Figure 4: Priority merge

サイクロトロン

   See main article [[en/Community/Junctionary/Cyclotron]]

A cyclotron is a priority merge with a loop, so that a train can wait for a slot on the mainline at full speed.

Simple Cyclotron

Trigger

A trigger allows to control when a train may leave the station. This increases the capacity of the track significantly. You can use the trigger to have several trains leave the station at a defined time gap. After they have accelerated, you can merge them to a single track. As the gap between them is always equal, the merge will always succeed.

This set of screenshots shows the trigger itself.

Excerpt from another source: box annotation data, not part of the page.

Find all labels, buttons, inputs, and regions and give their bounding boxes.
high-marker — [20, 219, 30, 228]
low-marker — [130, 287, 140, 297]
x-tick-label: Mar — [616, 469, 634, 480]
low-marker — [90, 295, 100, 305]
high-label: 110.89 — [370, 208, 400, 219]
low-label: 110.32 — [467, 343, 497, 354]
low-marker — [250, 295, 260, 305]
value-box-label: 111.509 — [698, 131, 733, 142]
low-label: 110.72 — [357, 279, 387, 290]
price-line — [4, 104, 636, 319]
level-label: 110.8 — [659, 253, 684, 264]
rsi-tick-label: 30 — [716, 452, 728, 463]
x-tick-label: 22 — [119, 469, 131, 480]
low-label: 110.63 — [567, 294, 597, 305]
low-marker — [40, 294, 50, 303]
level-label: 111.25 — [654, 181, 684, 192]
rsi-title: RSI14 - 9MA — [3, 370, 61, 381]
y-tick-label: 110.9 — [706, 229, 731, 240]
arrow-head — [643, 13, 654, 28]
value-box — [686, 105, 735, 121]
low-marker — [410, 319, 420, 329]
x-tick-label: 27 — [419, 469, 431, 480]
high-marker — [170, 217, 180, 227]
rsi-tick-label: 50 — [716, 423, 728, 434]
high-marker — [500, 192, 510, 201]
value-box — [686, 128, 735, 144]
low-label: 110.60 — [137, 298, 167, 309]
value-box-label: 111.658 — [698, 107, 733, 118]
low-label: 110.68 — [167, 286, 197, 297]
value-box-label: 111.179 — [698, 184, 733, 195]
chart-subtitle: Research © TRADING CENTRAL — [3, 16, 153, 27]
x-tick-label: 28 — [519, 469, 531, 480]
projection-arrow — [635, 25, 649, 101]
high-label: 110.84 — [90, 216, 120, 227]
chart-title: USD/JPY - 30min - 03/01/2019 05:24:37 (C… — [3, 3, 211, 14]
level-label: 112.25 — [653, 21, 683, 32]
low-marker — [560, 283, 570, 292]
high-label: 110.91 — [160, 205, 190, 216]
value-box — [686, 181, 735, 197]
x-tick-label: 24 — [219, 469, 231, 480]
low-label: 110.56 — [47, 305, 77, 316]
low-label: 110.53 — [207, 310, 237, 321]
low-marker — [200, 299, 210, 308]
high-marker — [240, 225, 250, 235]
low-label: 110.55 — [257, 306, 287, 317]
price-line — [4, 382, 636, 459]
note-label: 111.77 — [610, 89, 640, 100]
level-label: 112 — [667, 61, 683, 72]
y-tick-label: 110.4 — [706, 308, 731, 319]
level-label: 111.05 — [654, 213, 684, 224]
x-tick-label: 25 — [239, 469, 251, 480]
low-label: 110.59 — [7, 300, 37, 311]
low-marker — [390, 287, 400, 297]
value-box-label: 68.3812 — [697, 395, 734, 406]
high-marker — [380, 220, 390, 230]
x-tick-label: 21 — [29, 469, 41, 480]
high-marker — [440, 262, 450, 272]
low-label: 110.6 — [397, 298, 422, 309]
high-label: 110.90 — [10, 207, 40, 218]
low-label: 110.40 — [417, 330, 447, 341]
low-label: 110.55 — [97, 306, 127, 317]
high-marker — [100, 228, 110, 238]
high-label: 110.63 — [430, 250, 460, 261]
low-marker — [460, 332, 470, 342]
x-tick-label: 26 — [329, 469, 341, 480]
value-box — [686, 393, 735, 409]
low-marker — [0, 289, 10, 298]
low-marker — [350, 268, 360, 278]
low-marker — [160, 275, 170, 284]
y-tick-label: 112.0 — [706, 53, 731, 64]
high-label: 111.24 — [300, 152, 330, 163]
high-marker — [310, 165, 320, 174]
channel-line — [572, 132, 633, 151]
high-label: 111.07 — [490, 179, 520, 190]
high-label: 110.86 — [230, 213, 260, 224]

The main component is a circle track (A). It is divided into four segments using path based signals. A train travels the circle (B). Two waypoints are used to keep it moving. The length of the train is such that it almost covers three segments of the circle. Finally, each segment has an exit (C). To show the concept, a traffic light has been added to each track. When the train moves, each of the lights will shortly jump to green.

A: Segmented circle track

B: Segmented circle track with train

C: Final trigger with collectors

Now the trigger is connected to a high yield station. The station has 16 platform each 9 tiles in length. Four tracks leave the station. Later they are merged to two track:

Final trigger connected to station

Notice how the monorail an the magnetic tracks are connected. Each track leaving the station is connected with one segment of the trigger. Right after this connection a normal signal is placed. This way the trigger is able to stop trains from exiting the station.

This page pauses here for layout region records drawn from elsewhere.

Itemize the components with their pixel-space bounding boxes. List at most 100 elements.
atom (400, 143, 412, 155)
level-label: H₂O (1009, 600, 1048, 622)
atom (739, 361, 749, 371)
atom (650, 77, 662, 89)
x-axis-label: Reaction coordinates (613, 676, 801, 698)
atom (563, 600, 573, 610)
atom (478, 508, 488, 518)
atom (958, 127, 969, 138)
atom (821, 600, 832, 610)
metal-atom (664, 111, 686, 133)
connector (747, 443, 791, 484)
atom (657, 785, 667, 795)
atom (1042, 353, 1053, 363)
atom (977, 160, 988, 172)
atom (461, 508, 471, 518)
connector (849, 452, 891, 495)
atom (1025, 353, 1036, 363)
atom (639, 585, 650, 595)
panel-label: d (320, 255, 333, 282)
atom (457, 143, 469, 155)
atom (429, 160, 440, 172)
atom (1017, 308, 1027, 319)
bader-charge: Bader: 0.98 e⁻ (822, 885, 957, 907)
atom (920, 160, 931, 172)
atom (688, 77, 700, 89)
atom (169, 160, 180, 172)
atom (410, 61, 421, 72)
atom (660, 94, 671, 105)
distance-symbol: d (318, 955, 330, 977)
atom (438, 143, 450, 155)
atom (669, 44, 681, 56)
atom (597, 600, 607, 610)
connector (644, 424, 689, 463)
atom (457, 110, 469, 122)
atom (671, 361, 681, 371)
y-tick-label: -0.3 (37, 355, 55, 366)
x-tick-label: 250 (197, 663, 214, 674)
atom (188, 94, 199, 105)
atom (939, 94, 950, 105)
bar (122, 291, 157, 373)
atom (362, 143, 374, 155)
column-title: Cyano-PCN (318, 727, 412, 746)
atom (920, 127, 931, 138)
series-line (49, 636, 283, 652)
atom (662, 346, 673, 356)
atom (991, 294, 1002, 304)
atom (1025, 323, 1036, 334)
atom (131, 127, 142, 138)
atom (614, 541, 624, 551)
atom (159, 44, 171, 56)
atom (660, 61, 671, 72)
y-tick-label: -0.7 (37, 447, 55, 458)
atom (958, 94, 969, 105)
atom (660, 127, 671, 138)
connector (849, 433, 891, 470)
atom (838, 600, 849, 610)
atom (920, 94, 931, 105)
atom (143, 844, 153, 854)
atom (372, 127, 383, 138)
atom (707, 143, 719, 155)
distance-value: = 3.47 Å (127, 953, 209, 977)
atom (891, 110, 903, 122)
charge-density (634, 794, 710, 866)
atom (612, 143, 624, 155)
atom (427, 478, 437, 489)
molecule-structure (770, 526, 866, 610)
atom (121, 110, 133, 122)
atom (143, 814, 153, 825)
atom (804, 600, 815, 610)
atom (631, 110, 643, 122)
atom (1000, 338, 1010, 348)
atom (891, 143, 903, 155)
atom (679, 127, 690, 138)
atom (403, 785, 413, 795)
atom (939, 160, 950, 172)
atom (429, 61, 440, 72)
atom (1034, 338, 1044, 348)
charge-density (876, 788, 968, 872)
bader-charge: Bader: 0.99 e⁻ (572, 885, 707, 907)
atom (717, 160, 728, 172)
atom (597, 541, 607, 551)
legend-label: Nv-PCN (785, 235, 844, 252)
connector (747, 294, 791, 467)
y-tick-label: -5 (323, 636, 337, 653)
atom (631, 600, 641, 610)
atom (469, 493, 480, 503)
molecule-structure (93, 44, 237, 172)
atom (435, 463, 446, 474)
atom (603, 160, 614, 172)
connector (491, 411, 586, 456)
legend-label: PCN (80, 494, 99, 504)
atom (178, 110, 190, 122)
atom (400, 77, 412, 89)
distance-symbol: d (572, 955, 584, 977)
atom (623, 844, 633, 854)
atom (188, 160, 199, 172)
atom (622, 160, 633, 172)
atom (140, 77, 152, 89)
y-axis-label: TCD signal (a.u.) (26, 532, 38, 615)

Timing in this setup is crucial! Depending on the type and size of trains the exact size of the trigger must be changed. Steel trains are heavy. Hence the trigger must be slow. This is achieved by having very sharp turns in the trigger's circle tracks. As a result, the train travels at 131 km/h.

At a similar station, there are also 16 platforms each with 9 tiles. But the trains transport goods which are much lighter than steel. Hence the trigger's time gaps can be shorter. This is achieved by having a circle track with less sharp turn. As a result, the train travels at 226 km/h.

Faster trigger

Step-by-Step-Merge

A Step-by-Step-Merge is an easy way to merge several tracks, usually from a station, one by one into each other, until only the main line is left.

The first task is to get trains out of the station as quickly as possible. Platform room is precious, and a train needs to clear the station completely, before the next one can enter. We do this by providing one exit lane for every platform, and it should be about 150% of the length of the longest train. Add a path signal on the first track behind the station in order to clear the platform for the next train. Common errors here might be to miss one of the path signs, or designing the exit lanes too long or too short.

Make sure trains can clear the depot quickly

Next we start with a merge. You can merge on a straight track, but it's easiest and usually most efficient to merge in a turn. Make sure to place a path signal on every exit lane, as close to the merge as possible - but do not place a signal after the merge. Make sure that there is again plenty of room for trains to accelerate after every merge, about 150% of the longest train. Do not place any additional signals here, not even pathing signals. All following merges are designed the same way.

Merging 8 to 4

Merging 4 to 2

The nicest aspect about this merge layout is, that it actually works best under high traffic or even jam conditions: Once one train [A] clears the merge, the other tracks train [B] is allowed to accelerate. But the first train also cleared it's own segment, which permits one of the trains [C] from the merge behind to accelerate. Thus, you have two trains accelerating at the same time. This way, trains synchronize up to the station.

Train A allowing B and C to accelerate synchronously

The example shown here handles traffic generated by 80 trains and 25000 crates of goods.